Se as previsões se confirmarem e Daniel Day-Lewis ganhar o Oscar por seu trabalho em “Lincoln” , um recorde será quebrado: ele será o único homem a vencer por três vezes na categoria melhor ator e, como Meryl Streep, Jack Nicholson, Walter Brennan e Ingrid Bergman, ficará apenas uma estatueta atrás da campeã de todos os tempos, Katharine Hepburn, quatro vezes premiada pela Academia.

Não que Day-Lewis, 55 anos, pareça estar ligando para isso. Admirado por outros artistas (“ele é tão bom que nos irrita”, disse George Clooney) e celebrado por diretores como Martin Scorsese, Steven Spielberg e Paul Thomas Anderson, o recluso ator dá poucas entrevistas e se mantém longe do mundo das celebridades.

Extremamente seletivo em seus papéis, não tem medo de dar um tempo na carreira para ficar na Irlanda com a mulher, a diretora Rebecca Miller, e os dois filhos do casal (o terceiro, mais velho, é do casamento com a atriz Isabelle Adjani). Nos intervalos dos filmes, ele já se dedicou, por exemplo, a aprender a fazer sapatos.

Day-Lewis nasceu em Londres, filho de uma atriz e um poeta. Começou a carreira no teatro e conseguiu seu primeiro papel de destaque no cinema em 1984, no longa “The Bounty”. No ano seguinte, atuou em “Minha Adorável Lavanderia” e “Uma Janela para o Amor”, sendo premiado pelos dois filmes pelo New York Film Critics, num reconhecimento de sua versatilidade.

O estrelato e o primeiro Oscar vieram em 1989, com “Meu Pé Esquerdo”, de Jim Sheridan. Day-Lewis conquistou público e crítica interpretando Christy Brown, um irlandês de família humilde com paralisia cerebral que usa o pé esquedo, único membro dotado de movimento, para escrever e pintar.

“Meu Pé Esquerdo” revelou a principal característica de Day-Lewis: a total entrega e devoção ao trabalho, que o leva a permanecer no personagem mesmo durante os intervalos das filmagens. No set, a equipe tinha que levar o ator de um lado para o outro em uma cadeira de rodas, além de alimentá-lo.

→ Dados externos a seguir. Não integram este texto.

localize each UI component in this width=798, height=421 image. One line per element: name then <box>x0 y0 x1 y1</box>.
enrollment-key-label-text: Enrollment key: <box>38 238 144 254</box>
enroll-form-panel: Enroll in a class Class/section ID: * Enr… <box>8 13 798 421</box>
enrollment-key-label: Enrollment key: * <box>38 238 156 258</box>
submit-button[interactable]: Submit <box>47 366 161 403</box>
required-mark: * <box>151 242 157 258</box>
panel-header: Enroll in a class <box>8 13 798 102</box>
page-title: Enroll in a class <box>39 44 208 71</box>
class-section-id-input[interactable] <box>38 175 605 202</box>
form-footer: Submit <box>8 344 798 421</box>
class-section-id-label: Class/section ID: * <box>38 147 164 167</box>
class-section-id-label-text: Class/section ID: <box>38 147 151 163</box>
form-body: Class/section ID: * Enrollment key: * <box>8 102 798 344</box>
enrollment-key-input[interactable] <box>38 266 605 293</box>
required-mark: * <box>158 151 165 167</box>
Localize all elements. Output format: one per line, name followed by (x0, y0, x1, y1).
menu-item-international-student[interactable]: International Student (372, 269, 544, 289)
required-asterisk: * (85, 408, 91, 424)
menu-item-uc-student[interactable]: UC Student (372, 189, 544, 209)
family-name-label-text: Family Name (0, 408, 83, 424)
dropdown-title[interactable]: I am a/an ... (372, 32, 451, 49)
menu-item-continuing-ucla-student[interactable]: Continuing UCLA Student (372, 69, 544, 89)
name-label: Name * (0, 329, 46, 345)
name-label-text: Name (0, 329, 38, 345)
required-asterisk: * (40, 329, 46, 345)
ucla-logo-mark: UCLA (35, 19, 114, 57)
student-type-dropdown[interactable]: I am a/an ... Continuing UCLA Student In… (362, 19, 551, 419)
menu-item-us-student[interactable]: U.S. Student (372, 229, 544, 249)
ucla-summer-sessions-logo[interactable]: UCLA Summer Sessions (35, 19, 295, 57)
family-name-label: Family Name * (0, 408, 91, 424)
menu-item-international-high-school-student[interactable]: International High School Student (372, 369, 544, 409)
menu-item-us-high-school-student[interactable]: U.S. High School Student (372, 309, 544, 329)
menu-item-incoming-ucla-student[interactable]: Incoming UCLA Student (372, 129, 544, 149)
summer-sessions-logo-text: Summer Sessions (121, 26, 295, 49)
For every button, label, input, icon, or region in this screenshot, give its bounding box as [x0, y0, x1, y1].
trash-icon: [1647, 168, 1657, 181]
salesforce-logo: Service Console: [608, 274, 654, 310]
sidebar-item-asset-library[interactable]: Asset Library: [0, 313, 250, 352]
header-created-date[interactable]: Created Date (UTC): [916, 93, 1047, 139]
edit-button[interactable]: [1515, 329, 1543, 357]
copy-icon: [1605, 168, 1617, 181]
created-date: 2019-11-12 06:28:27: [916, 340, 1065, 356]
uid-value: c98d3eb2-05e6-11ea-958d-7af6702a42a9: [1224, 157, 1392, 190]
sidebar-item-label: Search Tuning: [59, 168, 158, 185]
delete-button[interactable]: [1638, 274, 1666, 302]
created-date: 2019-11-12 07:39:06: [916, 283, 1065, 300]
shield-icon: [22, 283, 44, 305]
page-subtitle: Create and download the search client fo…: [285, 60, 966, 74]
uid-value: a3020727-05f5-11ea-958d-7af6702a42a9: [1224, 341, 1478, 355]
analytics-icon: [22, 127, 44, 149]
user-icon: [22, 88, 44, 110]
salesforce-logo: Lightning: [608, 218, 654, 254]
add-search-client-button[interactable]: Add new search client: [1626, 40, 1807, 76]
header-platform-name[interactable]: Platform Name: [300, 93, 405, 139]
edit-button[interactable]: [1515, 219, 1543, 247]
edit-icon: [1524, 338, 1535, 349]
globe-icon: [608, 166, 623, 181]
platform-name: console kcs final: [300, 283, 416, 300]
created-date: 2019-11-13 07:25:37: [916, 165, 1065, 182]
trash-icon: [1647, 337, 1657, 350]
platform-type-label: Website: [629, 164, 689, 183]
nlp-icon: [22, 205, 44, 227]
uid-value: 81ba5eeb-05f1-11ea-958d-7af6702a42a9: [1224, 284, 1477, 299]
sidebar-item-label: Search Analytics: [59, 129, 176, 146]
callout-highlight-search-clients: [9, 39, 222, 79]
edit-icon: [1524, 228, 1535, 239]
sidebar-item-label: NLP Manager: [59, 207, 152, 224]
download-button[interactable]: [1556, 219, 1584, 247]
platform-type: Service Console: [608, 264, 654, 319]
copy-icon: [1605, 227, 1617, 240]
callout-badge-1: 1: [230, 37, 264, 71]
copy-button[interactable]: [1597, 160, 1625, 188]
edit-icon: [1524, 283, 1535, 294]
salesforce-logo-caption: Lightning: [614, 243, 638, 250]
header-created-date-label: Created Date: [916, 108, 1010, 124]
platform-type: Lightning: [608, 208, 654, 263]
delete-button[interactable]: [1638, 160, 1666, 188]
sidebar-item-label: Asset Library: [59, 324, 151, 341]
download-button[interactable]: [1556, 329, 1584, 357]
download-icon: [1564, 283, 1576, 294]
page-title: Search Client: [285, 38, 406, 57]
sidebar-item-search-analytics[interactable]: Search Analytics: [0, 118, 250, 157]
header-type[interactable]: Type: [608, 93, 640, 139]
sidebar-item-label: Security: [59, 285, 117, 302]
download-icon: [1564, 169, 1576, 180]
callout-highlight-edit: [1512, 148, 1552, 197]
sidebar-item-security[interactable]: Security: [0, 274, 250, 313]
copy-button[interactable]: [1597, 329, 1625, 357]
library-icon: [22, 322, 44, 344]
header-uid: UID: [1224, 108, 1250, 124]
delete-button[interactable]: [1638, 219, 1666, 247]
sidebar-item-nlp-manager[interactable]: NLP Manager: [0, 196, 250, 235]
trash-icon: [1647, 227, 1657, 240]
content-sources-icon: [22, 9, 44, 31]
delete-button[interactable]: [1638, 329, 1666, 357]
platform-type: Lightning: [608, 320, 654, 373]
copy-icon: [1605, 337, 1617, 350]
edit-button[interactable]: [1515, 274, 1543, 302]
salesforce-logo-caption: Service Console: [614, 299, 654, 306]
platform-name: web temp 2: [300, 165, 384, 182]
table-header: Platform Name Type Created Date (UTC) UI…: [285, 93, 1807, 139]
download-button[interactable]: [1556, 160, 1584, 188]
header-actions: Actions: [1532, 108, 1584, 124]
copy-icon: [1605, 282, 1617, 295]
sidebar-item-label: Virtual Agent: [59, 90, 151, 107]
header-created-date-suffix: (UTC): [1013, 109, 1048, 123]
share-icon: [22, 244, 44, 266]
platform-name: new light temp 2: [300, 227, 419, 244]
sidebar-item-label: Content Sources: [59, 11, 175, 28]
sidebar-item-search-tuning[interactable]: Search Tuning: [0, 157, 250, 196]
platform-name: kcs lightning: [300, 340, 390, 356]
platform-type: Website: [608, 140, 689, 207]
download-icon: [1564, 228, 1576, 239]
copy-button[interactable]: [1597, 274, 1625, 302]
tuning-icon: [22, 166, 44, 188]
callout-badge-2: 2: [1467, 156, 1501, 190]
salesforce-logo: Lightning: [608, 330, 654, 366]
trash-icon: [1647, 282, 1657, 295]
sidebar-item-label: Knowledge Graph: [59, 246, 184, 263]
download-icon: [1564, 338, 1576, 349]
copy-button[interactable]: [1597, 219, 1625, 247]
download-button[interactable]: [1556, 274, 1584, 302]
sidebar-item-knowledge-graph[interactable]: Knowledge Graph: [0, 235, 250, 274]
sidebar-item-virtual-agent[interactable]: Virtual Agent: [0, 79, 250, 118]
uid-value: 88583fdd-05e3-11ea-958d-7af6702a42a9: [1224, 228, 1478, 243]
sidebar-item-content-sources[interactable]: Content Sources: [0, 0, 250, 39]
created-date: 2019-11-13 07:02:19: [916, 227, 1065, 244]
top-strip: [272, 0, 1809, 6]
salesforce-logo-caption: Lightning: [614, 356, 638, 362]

Dali em diante, as excentricidades foram ganhando notoriedade a cada papel – dizem, por exemplo, que ele sempre exige ser chamado pelo nome do personagem mesmo por colegas de elenco.

A seletividade na hora de selecionar papéis, outro traço marcante da carreira de Day-Lewis, resultou em longos hiatus nas telas. Após ganhar o Oscar por “Meu Pé Esquerdo”, ao invés de aceitar a enxurrada de trabalhos que lhe foram oferecidos, ele preferiu manter o critério de escolha lá em cima. Em toda a década de 1990, fez apenas cinco filmes, entre eles “O Último dos Moicanos”, “A Época da Incocência” e “Em Nome do Pai”.

De 2002 a 2012 foram apenas outros cinco, com destaque para “Gangues de Nova York” e “Sangue Negro”, que lhe rendeu o segundo Oscar.

Day-Lewis relutou em aceitar interpretar o ex-presidente americano Abraham Lincoln no filme de Steven Spielberg, mas disse ter sido conquistado pelo personagem. Até o set de filmagem, foi um ano de preparação, incluindo a leitura de muitos livros, um mergulho nas anotações do próprio líder e um estudo de fotografias históricas. No set, falou o tempo todo com a voz de Lincoln.

Em entrevista ao jornal New York Times, Day-Lewis afirmou que não gosta de discutir seu processo de preparação, que chama de “o trabalho”. “A tendência hoje é desconstruir e analizar tudo. Acho que isso é ruim para o negócio”, afirmou.

O ator contou, porém, que sentiu tristeza quando as filmagens acabaram pela ligação que criou com o ex-presidente. “Sei que não sou Abraham Lincoln. Estou ciente disso. Mas a verdade é que todo esse jogo se resume a criar uma ilusão. E, por algum motivo, por mais que soe como loucura, uma parte de mim me permite acreditar (que ele é o personagem)”, afirmou. “Esse é o truque.”